While the mom was speaking, I found myself on the verge of tears several times. Throughout the talk, she cited Bible verses that had given her encouragement. She talked about their decision to leave Ukraine, which included leaving her parents behind. It took them five days to reach the border, with hundreds or thousands of cars creeping along the roads. Many people along the way offered them food and clothing. Gas stations gave out a limited supply of fuel. When they did reach the border, others helped them with paperwork, etc., and they entered into Poland.
Soon after, they were offered beds and showers at a convent. It was their first safe place where they could rest and get cleaned up. That was another highlight of the goodness of others. In five more days, they were able to come to the United States. They received a lot of help, during the total of these ten days, from the Knights of Columbus, a Catholic organization, of which the father is a member. Eventually the mother’s parents also came to the United States, in an even shorter time frame.

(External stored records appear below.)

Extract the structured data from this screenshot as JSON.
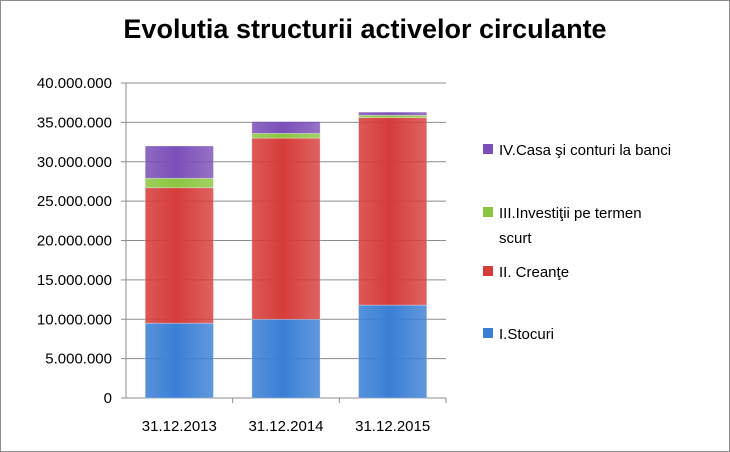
{
  "chart_data": {
    "type": "bar",
    "stacked": true,
    "title": "Evolutia structurii activelor circulante",
    "categories": [
      "31.12.2013",
      "31.12.2014",
      "31.12.2015"
    ],
    "series": [
      {
        "name": "I.Stocuri",
        "values": [
          9500000,
          10000000,
          11800000
        ],
        "color": "#3a7fd5"
      },
      {
        "name": "II. Creanţe",
        "values": [
          17200000,
          23000000,
          23800000
        ],
        "color": "#d63c3a"
      },
      {
        "name": "III.Investiţii pe termen scurt",
        "values": [
          1200000,
          600000,
          300000
        ],
        "color": "#8cc63f"
      },
      {
        "name": "IV.Casa şi conturi la banci",
        "values": [
          4100000,
          1500000,
          400000
        ],
        "color": "#7b4fb8"
      }
    ],
    "legend_items": [
      {
        "lines": [
          "IV.Casa şi conturi la banci"
        ],
        "color": "#7b4fb8"
      },
      {
        "lines": [
          "III.Investiţii pe termen",
          "scurt"
        ],
        "color": "#8cc63f"
      },
      {
        "lines": [
          "II. Creanţe"
        ],
        "color": "#d63c3a"
      },
      {
        "lines": [
          "I.Stocuri"
        ],
        "color": "#3a7fd5"
      }
    ],
    "y_ticks": [
      "0",
      "5.000.000",
      "10.000.000",
      "15.000.000",
      "20.000.000",
      "25.000.000",
      "30.000.000",
      "35.000.000",
      "40.000.000"
    ],
    "ylim": [
      0,
      40000000
    ],
    "grid": true,
    "legend_position": "right"
  }
}
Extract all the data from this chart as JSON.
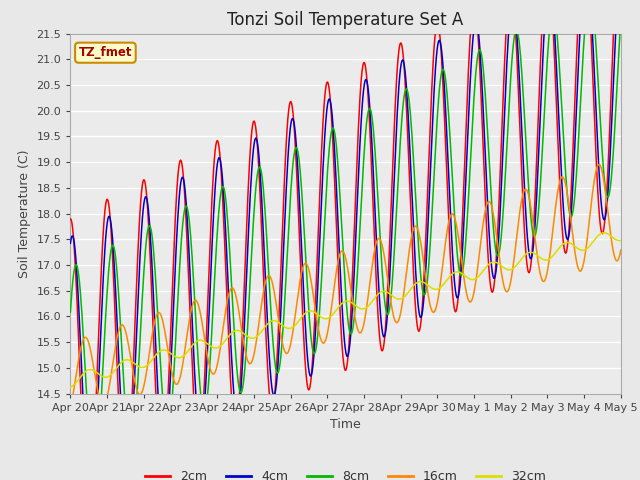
{
  "title": "Tonzi Soil Temperature Set A",
  "xlabel": "Time",
  "ylabel": "Soil Temperature (C)",
  "annotation": "TZ_fmet",
  "ylim": [
    14.5,
    21.5
  ],
  "series_colors": {
    "2cm": "#ff0000",
    "4cm": "#0000cc",
    "8cm": "#00bb00",
    "16cm": "#ff8800",
    "32cm": "#dddd00"
  },
  "legend_labels": [
    "2cm",
    "4cm",
    "8cm",
    "16cm",
    "32cm"
  ],
  "x_tick_labels": [
    "Apr 20",
    "Apr 21",
    "Apr 22",
    "Apr 23",
    "Apr 24",
    "Apr 25",
    "Apr 26",
    "Apr 27",
    "Apr 28",
    "Apr 29",
    "Apr 30",
    "May 1",
    "May 2",
    "May 3",
    "May 4",
    "May 5"
  ],
  "fig_bg_color": "#e8e8e8",
  "plot_bg_color": "#ebebeb",
  "grid_color": "#ffffff",
  "title_fontsize": 12,
  "axis_label_fontsize": 9,
  "tick_fontsize": 8
}
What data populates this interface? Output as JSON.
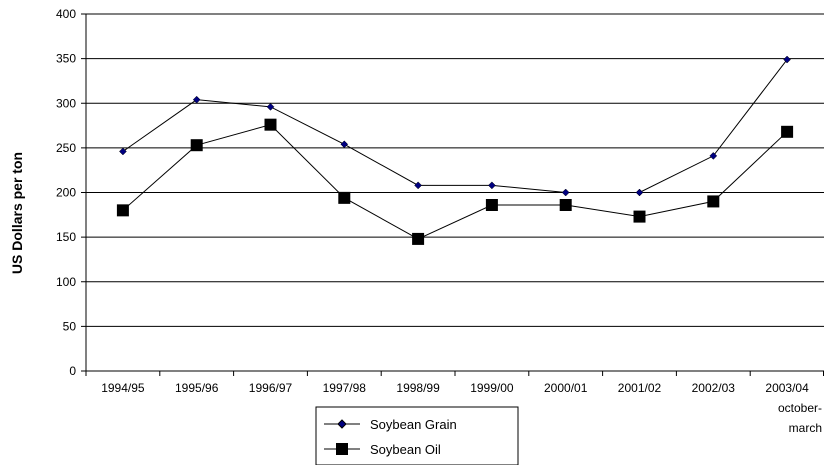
{
  "chart_data": {
    "type": "line",
    "title": "",
    "xlabel": "",
    "ylabel": "US Dollars per ton",
    "ylim": [
      0,
      400
    ],
    "yticks": [
      0,
      50,
      100,
      150,
      200,
      250,
      300,
      350,
      400
    ],
    "grid": "horizontal",
    "legend_position": "bottom-center",
    "categories": [
      [
        "1994/95"
      ],
      [
        "1995/96"
      ],
      [
        "1996/97"
      ],
      [
        "1997/98"
      ],
      [
        "1998/99"
      ],
      [
        "1999/00"
      ],
      [
        "2000/01"
      ],
      [
        "2001/02"
      ],
      [
        "2002/03"
      ],
      [
        "2003/04",
        "october-",
        "march"
      ]
    ],
    "series": [
      {
        "name": "Soybean Grain",
        "marker": "diamond",
        "color": "#000080",
        "values": [
          246,
          304,
          296,
          254,
          208,
          208,
          200,
          200,
          241,
          349
        ]
      },
      {
        "name": "Soybean Oil",
        "marker": "square",
        "color": "#000000",
        "values": [
          180,
          253,
          276,
          194,
          148,
          186,
          186,
          173,
          190,
          268
        ]
      }
    ]
  }
}
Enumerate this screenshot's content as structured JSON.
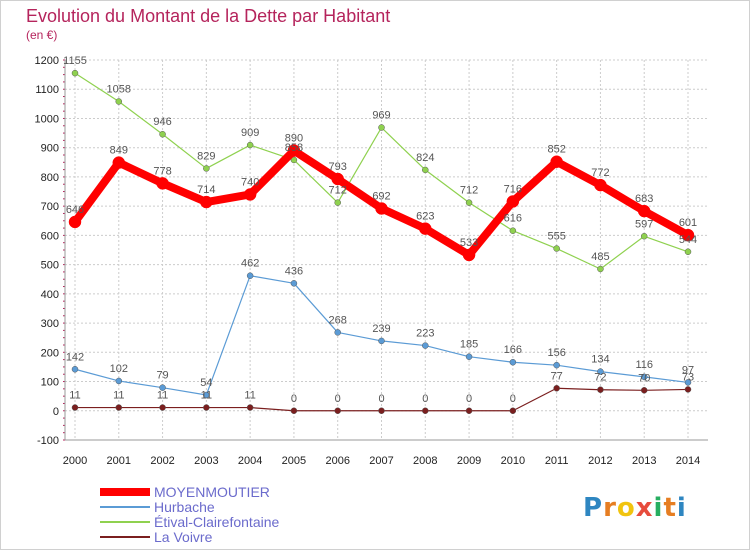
{
  "title": "Evolution du Montant de la Dette par Habitant",
  "subtitle": "(en €)",
  "logo_text": "Proxiti",
  "colors": {
    "title": "#b5245c",
    "legend_text": "#6b6bcc",
    "grid": "#cccccc",
    "axis_text": "#222222",
    "label_text": "#555555"
  },
  "chart_data": {
    "type": "line",
    "x": [
      "2000",
      "2001",
      "2002",
      "2003",
      "2004",
      "2005",
      "2006",
      "2007",
      "2008",
      "2009",
      "2010",
      "2011",
      "2012",
      "2013",
      "2014"
    ],
    "ylim": [
      -100,
      1200
    ],
    "yticks": [
      -100,
      0,
      100,
      200,
      300,
      400,
      500,
      600,
      700,
      800,
      900,
      1000,
      1100,
      1200
    ],
    "grid": true,
    "legend_position": "bottom-left",
    "series": [
      {
        "name": "MOYENMOUTIER",
        "color": "#ff0000",
        "values": [
          646,
          849,
          778,
          714,
          740,
          890,
          793,
          692,
          623,
          533,
          716,
          852,
          772,
          683,
          601
        ]
      },
      {
        "name": "Hurbache",
        "color": "#5b9bd5",
        "values": [
          142,
          102,
          79,
          54,
          462,
          436,
          268,
          239,
          223,
          185,
          166,
          156,
          134,
          116,
          97
        ]
      },
      {
        "name": "Étival-Clairefontaine",
        "color": "#8fd14f",
        "values": [
          1155,
          1058,
          946,
          829,
          909,
          858,
          712,
          969,
          824,
          712,
          616,
          555,
          485,
          597,
          544
        ]
      },
      {
        "name": "La Voivre",
        "color": "#7b1f1f",
        "values": [
          11,
          11,
          11,
          11,
          11,
          0,
          0,
          0,
          0,
          0,
          0,
          77,
          72,
          70,
          73
        ]
      }
    ]
  }
}
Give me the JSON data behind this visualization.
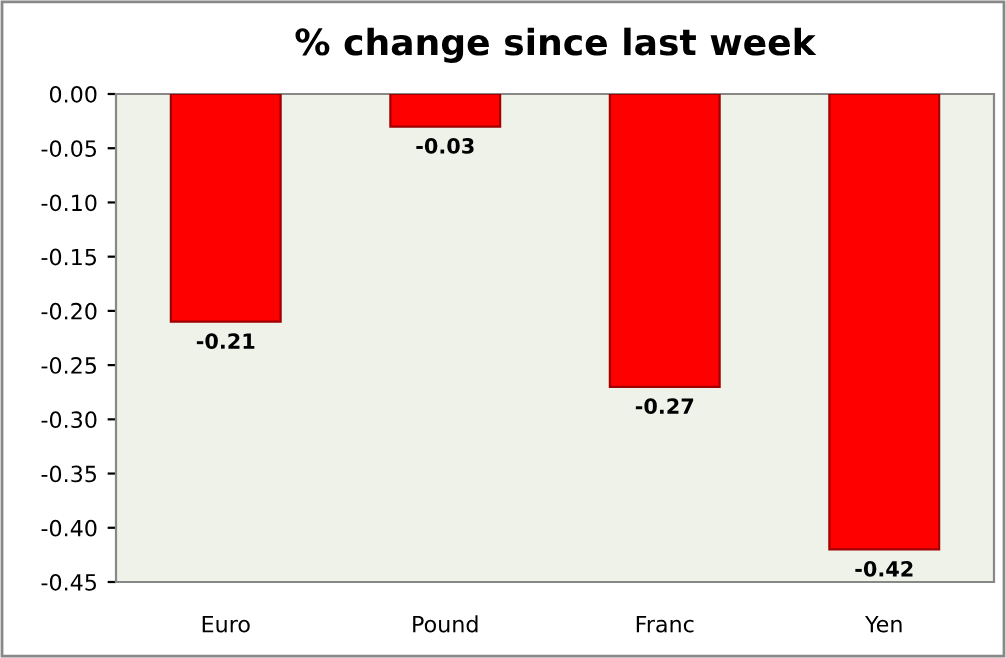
{
  "chart_data": {
    "type": "bar",
    "title": "% change since last week",
    "categories": [
      "Euro",
      "Pound",
      "Franc",
      "Yen"
    ],
    "values": [
      -0.21,
      -0.03,
      -0.27,
      -0.42
    ],
    "color": "#ff0000",
    "value_labels": [
      "-0.21",
      "-0.03",
      "-0.27",
      "-0.42"
    ],
    "ylim": [
      -0.45,
      0
    ],
    "yticks": [
      {
        "value": 0,
        "label": "0.00"
      },
      {
        "value": -0.05,
        "label": "-0.05"
      },
      {
        "value": -0.1,
        "label": "-0.10"
      },
      {
        "value": -0.15,
        "label": "-0.15"
      },
      {
        "value": -0.2,
        "label": "-0.20"
      },
      {
        "value": -0.25,
        "label": "-0.25"
      },
      {
        "value": -0.3,
        "label": "-0.30"
      },
      {
        "value": -0.35,
        "label": "-0.35"
      },
      {
        "value": -0.4,
        "label": "-0.40"
      },
      {
        "value": -0.45,
        "label": "-0.45"
      }
    ],
    "grid": false
  }
}
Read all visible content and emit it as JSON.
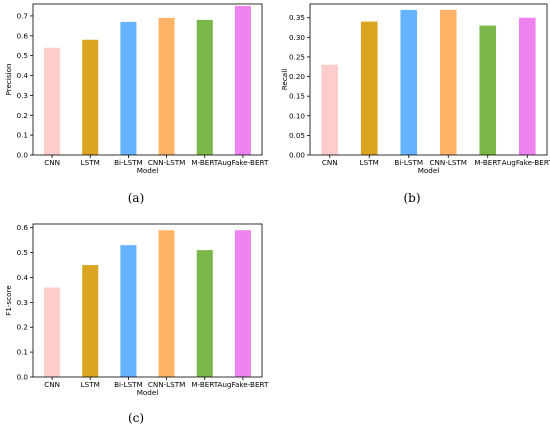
{
  "colors": [
    "#ffcccc",
    "#daa520",
    "#66b3ff",
    "#ffb366",
    "#7ab648",
    "#ee82ee"
  ],
  "chart_data": [
    {
      "type": "bar",
      "panel_label": "(a)",
      "categories": [
        "CNN",
        "LSTM",
        "Bi-LSTM",
        "CNN-LSTM",
        "M-BERT",
        "AugFake-BERT"
      ],
      "values": [
        0.54,
        0.58,
        0.67,
        0.69,
        0.68,
        0.75
      ],
      "xlabel": "Model",
      "ylabel": "Precision",
      "ylim": [
        0,
        0.76
      ],
      "yticks": [
        "0.0",
        "0.1",
        "0.2",
        "0.3",
        "0.4",
        "0.5",
        "0.6",
        "0.7"
      ],
      "ytick_values": [
        0,
        0.1,
        0.2,
        0.3,
        0.4,
        0.5,
        0.6,
        0.7
      ],
      "grid": false,
      "legend": "none"
    },
    {
      "type": "bar",
      "panel_label": "(b)",
      "categories": [
        "CNN",
        "LSTM",
        "Bi-LSTM",
        "CNN-LSTM",
        "M-BERT",
        "AugFake-BERT"
      ],
      "values": [
        0.23,
        0.34,
        0.37,
        0.37,
        0.33,
        0.35
      ],
      "xlabel": "Model",
      "ylabel": "Recall",
      "ylim": [
        0,
        0.385
      ],
      "yticks": [
        "0.00",
        "0.05",
        "0.10",
        "0.15",
        "0.20",
        "0.25",
        "0.30",
        "0.35"
      ],
      "ytick_values": [
        0,
        0.05,
        0.1,
        0.15,
        0.2,
        0.25,
        0.3,
        0.35
      ],
      "grid": false,
      "legend": "none"
    },
    {
      "type": "bar",
      "panel_label": "(c)",
      "categories": [
        "CNN",
        "LSTM",
        "Bi-LSTM",
        "CNN-LSTM",
        "M-BERT",
        "AugFake-BERT"
      ],
      "values": [
        0.36,
        0.45,
        0.53,
        0.59,
        0.51,
        0.59
      ],
      "xlabel": "Model",
      "ylabel": "F1-score",
      "ylim": [
        0,
        0.615
      ],
      "yticks": [
        "0.0",
        "0.1",
        "0.2",
        "0.3",
        "0.4",
        "0.5",
        "0.6"
      ],
      "ytick_values": [
        0,
        0.1,
        0.2,
        0.3,
        0.4,
        0.5,
        0.6
      ],
      "grid": false,
      "legend": "none"
    }
  ]
}
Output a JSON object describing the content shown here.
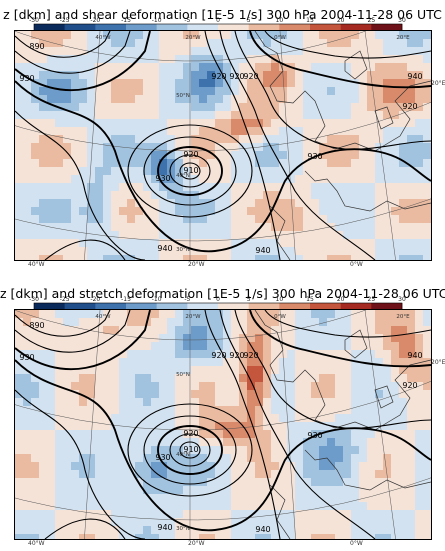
{
  "panels": [
    {
      "title": "z [dkm] and shear deformation [1E-5 1/s] 300 hPa 2004-11-28 06 UTC",
      "quantity": "shear"
    },
    {
      "title": "z [dkm] and stretch deformation [1E-5 1/s] 300 hPa 2004-11-28 06 UTC",
      "quantity": "stretch"
    }
  ],
  "colorbar": {
    "ticks": [
      "-30",
      "-25",
      "-20",
      "-15",
      "-10",
      "-5",
      "0",
      "5",
      "10",
      "15",
      "20",
      "25",
      "30"
    ],
    "colors": [
      "#0b2a5c",
      "#1f4e8a",
      "#3d72ad",
      "#6d9ccb",
      "#a2c3e0",
      "#d2e2f0",
      "#f6e3d8",
      "#ebbba1",
      "#d98a6b",
      "#c4563d",
      "#a52b22",
      "#6e1118"
    ]
  },
  "map": {
    "lon_labels_top": [
      "40°W",
      "20°W",
      "0°W",
      "20°E"
    ],
    "lon_labels_bottom": [
      "40°W",
      "20°W",
      "0°W"
    ],
    "lat_labels": [
      "50°N",
      "40°N",
      "30°N"
    ],
    "right_labels": [
      "20°E"
    ],
    "contour_labels": [
      "890",
      "910",
      "920",
      "920",
      "920",
      "920",
      "930",
      "930",
      "940",
      "940",
      "940",
      "930",
      "920"
    ]
  }
}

After the talk, I approached the mother to thank her for coming, and mentioned that my parents had been Hungarian refugees. Then I started crying and had to quickly escape. After so many years, and the fact that my PARENTS, not me, were refugees, I didn’t understand why I was reacting so strongly, and perhaps I never will. I was amazed that after the Ukrainian family’s ordeal, the mother was able to stand in front of an audience and not break down.
I won’t go into it much here, but I thought of many reasons why my parents situation was a bit different and possibly more traumatic, but not necessarily. For one, it was a much longer process for them; they were refugees for perhaps five years, not ten days. Their travel to the United States was much longer; perhaps about two months by boat and train; no jets for them! But there could be other reasons: emotional, family background, financial, and other factors.
In the end, I’m very grateful that the United States accepted them and that I’m here today.